First Ever Pictures of Aeroplane Collision

Last week, I posted a blog that had some incredible photos of aeroplane wreckage being used as part of a lobby display for “The Grim Game”.

In keeping with the Aeroplane theme, I thought I would post an article and photos from the New York Tribune, July 06, 1919:

THESE pictures are the first ever to be taken of airplanes in actual collision in midair.  The three extraordinary photographs above are part of a motion picture film which was recording the flight from another plane at the time of the accident.  The collision was unpremeditated and miraculously resulted in the injury of but one pilot.

The crash occurred 2,200 feet over Santa Monica, Calif.  The planes were chartered for scenes in “The Grim Game”, being produced by Famous Players-Lasky.  It was planned that a former army pilot, Robert Kennedy, should change planes in midair, dropping from a rope attached to the undercarriage of the upper machine to the top wing of the lower plane.  A third plane was to carry a motion picture camera, from which the scene was to be filmed.

Just as Kennedy prepared to leap, an up-current of air drove the upper wing of the lower plane full into the landing gear of the one above.  The planes locked and spun down nose on, with Kennedy helplessly dangling at the rope’s end.

At 1,200 feet the planes parted and dove earthward at terrific speed.  They finally flattened out and pancaked to the ground, but not without crashing.  Miraculously, no one was seriously injured, not even Kennedy, swinging helplessly on his rope during the fall.  And all the time the cameraman in the third plane kept on grinding.

The photo on the left shows the daredevil Kennedy standing beside one of the wrecked planes.

[New York Tribune, July 06, 1919, Page 6]

For more information and other photos of the plane crash, see American Heritage April 1972: Houdini’s High-flying Hoax by Art Ronnie, page 106 – 109.

Note: The planes used were Curtiss Canucks, Canadian versions of the famed Jenny, the World War I training plane.  They were rented from producer-director Cecil B. De Mille, who owned and operated two of the three airports in Los Angeles at the time.

[American Heritage April 1972: Houdini’s High-flying Hoax by Art Ronnie, page 108]

Lobby Display: The Real Aeroplane used to advertise “The Grim Game”

When the Princess Theatre of Denver booked “The Grim Game”, T. A. Sullivan, the house’s enterprising manager, looked about for something novel in the way of publicity stunts.

Now the wreck of an aeroplane, a most thrilling and convincing sequence, is one of the film’s notable features, so Mr. Sullivan conceived the idea of getting a real wrecked aeroplane and setting it up in the Princess’ lobby.

He found one, just where we don’t know, and soon had the big machine mounted as you will see by the accompanying illustrations.

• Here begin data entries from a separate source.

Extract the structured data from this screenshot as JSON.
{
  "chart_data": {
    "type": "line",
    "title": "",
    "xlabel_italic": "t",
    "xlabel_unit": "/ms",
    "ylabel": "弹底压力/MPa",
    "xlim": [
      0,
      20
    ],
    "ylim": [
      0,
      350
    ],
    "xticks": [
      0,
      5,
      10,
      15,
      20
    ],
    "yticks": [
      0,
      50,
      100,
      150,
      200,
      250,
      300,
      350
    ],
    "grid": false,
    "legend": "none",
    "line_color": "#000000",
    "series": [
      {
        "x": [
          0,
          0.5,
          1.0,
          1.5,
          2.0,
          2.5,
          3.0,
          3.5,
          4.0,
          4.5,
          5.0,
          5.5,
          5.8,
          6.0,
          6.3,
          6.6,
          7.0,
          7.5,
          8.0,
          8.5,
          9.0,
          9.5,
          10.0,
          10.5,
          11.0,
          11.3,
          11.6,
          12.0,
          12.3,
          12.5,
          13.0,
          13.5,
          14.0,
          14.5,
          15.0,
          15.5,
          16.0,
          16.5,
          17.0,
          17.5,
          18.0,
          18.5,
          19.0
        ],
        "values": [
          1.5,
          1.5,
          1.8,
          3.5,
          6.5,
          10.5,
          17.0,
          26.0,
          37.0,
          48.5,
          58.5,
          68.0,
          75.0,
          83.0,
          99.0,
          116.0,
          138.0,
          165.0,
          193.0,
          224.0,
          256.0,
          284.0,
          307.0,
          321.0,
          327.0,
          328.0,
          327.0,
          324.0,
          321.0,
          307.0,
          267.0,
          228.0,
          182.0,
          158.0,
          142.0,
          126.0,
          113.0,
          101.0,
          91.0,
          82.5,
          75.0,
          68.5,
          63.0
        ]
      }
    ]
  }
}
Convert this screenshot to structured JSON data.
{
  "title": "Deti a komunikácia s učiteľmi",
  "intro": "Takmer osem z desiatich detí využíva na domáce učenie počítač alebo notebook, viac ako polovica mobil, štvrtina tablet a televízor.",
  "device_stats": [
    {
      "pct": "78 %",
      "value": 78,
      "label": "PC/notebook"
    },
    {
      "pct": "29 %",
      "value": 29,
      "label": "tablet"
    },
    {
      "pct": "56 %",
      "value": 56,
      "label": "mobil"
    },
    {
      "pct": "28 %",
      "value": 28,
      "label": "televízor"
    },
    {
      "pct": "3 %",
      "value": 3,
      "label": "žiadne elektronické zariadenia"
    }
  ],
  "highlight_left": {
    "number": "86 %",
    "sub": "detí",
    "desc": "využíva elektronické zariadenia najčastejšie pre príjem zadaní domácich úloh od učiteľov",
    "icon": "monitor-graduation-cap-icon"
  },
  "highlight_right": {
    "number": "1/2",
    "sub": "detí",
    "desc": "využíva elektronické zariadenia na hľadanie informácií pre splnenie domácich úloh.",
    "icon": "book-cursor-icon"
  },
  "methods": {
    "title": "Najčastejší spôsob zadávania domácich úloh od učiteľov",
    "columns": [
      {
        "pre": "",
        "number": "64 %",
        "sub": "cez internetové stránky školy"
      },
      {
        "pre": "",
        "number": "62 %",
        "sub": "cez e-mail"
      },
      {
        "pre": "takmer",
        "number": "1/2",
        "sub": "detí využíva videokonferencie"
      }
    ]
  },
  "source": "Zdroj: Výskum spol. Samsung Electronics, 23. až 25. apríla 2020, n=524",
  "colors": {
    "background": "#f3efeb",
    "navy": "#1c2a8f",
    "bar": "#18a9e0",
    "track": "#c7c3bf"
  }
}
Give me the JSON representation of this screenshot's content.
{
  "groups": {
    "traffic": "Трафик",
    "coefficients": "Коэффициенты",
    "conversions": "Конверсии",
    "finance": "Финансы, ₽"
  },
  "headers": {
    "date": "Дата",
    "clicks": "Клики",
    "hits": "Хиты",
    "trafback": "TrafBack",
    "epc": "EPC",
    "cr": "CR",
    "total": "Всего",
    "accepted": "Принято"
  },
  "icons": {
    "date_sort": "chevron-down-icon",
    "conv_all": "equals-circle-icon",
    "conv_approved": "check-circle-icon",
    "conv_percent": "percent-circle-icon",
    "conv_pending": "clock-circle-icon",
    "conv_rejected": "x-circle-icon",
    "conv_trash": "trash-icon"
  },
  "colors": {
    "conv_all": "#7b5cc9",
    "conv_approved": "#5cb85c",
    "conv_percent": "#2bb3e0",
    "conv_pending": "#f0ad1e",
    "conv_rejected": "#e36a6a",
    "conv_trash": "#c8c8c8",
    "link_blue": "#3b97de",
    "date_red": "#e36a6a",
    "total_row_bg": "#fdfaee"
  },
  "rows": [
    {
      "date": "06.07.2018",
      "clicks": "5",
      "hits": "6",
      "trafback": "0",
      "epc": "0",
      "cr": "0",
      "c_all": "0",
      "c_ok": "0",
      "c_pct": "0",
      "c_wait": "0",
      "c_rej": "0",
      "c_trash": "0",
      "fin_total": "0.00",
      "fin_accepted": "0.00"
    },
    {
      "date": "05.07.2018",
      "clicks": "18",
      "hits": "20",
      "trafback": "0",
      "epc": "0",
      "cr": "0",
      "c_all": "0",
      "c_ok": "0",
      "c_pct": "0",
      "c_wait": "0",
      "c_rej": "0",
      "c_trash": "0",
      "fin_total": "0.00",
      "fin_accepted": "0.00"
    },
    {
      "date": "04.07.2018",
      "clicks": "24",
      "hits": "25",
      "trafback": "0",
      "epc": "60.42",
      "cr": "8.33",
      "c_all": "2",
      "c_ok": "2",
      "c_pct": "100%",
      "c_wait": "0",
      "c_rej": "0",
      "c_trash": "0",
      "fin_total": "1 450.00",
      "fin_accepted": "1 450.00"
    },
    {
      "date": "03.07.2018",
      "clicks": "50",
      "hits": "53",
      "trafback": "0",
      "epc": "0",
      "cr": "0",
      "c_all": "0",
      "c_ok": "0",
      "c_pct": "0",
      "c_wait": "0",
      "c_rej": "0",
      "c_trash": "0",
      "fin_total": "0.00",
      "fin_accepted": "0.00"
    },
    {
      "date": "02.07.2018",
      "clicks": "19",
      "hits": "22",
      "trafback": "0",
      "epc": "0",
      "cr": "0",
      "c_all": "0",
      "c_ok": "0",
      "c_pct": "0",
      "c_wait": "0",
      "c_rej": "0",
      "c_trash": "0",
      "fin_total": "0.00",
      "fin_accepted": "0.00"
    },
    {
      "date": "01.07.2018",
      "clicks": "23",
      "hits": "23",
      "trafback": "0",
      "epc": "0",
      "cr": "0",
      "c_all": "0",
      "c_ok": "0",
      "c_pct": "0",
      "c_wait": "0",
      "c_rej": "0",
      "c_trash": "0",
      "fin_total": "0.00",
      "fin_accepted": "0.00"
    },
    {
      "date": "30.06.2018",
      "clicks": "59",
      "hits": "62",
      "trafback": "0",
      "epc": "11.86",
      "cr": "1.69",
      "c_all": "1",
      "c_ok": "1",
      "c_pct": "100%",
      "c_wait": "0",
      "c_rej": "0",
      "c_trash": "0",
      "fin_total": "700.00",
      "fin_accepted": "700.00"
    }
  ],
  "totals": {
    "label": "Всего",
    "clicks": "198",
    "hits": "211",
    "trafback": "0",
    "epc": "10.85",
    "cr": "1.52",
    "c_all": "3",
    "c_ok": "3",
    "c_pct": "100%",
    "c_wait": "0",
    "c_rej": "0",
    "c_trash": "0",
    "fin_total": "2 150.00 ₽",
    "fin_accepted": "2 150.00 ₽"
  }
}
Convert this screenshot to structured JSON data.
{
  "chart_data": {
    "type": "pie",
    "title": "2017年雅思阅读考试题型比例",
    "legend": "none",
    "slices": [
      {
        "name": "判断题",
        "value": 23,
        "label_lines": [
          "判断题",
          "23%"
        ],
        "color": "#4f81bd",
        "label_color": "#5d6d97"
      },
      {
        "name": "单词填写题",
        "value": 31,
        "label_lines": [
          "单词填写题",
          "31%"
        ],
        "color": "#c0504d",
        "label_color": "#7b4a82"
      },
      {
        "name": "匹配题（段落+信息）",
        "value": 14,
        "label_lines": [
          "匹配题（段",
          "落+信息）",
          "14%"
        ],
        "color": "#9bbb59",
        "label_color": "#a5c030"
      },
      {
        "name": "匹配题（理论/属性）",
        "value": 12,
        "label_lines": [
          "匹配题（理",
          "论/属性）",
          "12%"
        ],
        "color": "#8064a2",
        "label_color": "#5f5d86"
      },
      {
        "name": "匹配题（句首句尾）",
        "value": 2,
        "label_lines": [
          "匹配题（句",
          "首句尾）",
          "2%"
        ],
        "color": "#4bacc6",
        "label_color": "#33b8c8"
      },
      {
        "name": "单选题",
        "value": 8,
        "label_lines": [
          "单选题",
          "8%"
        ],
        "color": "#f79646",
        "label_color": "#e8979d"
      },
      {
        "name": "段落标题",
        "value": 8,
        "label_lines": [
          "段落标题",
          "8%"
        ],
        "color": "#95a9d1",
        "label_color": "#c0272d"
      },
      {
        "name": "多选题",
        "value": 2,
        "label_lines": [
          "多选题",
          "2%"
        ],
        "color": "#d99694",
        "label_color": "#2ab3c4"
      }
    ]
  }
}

There could be no mistaking the fact that the machine had been wrecked.  It looked as if had been through the world war, for it was battered and banged and its paint had long since disappeared.  The crowds which began to collect the moment the machine was exhibited convinced Mr. Sullivan that he had picked a winner, but he did not stop with just showing the frame of the plane.  The big powerful gas motor was carted to the theatre and placed on exhibition also.

The Princess had a crowd of men and women about its lobby every hour of the “The Grim Game’s” showing.